After understanding the symptoms of patients already suffering from SCD, adding the effects of COVID-19 can exponentially deteriorate a patient’s health. Through the three different pieces of data, there is a noticeable connection between incidence of SCD and severity of symptoms of COVID-19, the most recent and prevalent globally-spread virus. These connections can be analyzed on the basis of age as well as race, thereby indicating that the hypothesis for a linkage between the two conditions is well-supported. Since COVID-19 treatments and vaccinations are still being actively manufactured, knowing its added implications for those with SCD can be significant when determining a proper healing regimen for the virus. Additionally, understanding the damage done by both ailments combined can help reduce their high mortality rate, thereby creating more successful outcomes for patients for both diseases individually and together. 

Works Cited

[1] Bean, Mackenzie. Becker’s Hospital Review. 2020. 

[2] Tabish, Syed Amin. International Journal of Health Sciences. 2009, 3(2) V-VIII.

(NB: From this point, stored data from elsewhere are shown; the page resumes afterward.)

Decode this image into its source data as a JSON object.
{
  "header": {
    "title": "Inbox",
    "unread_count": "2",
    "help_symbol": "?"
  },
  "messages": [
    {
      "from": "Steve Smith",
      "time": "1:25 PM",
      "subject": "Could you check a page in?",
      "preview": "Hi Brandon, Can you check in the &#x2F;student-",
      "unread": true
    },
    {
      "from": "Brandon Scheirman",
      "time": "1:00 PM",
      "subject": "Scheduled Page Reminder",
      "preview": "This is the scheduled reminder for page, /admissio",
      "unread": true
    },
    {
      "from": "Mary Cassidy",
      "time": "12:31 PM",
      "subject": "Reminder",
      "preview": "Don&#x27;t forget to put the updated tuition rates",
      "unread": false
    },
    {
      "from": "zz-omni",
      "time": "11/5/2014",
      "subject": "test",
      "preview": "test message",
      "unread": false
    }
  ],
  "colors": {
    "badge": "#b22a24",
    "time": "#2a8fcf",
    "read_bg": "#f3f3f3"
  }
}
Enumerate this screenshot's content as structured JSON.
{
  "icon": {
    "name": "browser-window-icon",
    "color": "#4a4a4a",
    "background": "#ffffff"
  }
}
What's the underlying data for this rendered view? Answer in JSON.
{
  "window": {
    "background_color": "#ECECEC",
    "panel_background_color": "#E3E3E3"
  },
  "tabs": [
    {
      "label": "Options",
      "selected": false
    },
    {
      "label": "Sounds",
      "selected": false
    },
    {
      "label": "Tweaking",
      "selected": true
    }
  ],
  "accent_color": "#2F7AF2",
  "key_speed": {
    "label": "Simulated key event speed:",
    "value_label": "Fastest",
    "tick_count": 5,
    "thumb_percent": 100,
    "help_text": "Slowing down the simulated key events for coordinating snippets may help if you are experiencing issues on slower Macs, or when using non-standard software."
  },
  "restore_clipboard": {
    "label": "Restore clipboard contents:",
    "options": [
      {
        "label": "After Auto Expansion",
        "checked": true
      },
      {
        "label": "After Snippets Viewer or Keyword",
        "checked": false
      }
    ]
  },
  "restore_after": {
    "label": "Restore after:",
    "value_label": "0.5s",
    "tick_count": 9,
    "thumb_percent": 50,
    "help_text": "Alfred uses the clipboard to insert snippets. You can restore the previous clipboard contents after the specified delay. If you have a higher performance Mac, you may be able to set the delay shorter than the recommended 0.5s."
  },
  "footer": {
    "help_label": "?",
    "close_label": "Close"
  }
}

[3] Coronavirus Disease 2019 [Online]. 2021. https://www.cdc.gov/dotw/covid-19/index.html (accessed Mar. 17, 2021).

[4] Liu, Jiaye. Emerg Infectious Dis. 2020, 26(6), 1320-1323.

[5] Zimmer, Carl. The New York Times. 2021.

[6] Thu, Tran P. B. Elsevier Pub Health Emerg Cond. 2020, 742.

[7] National Heart, Lung and Blood Institute. US Dept. of Health & Human Services. 

[8] Shet, Arun. American Society of Hematology. 2021.

[9] Minniti, Caterina P. Blood Advances. 2021, 5(1), 207-215.

[10] Panepinto, Julie A. Centers for Disease Control and Prevention. 2020.

[11] Menapace, Laurel A. Haematologica. 2020, 105 (11), 2501-2504.

[12] Rogers, Graham. Healthline. 2019. 

[13] Thompson, Dennis. Medical Xpress. 2020

[14] Razzaghi, Hilda. Centers for Disease Control and Prevention. 2020, 69(12), 343-346.

[15] Mucalo, Lana. American Society of Hematology. 2020.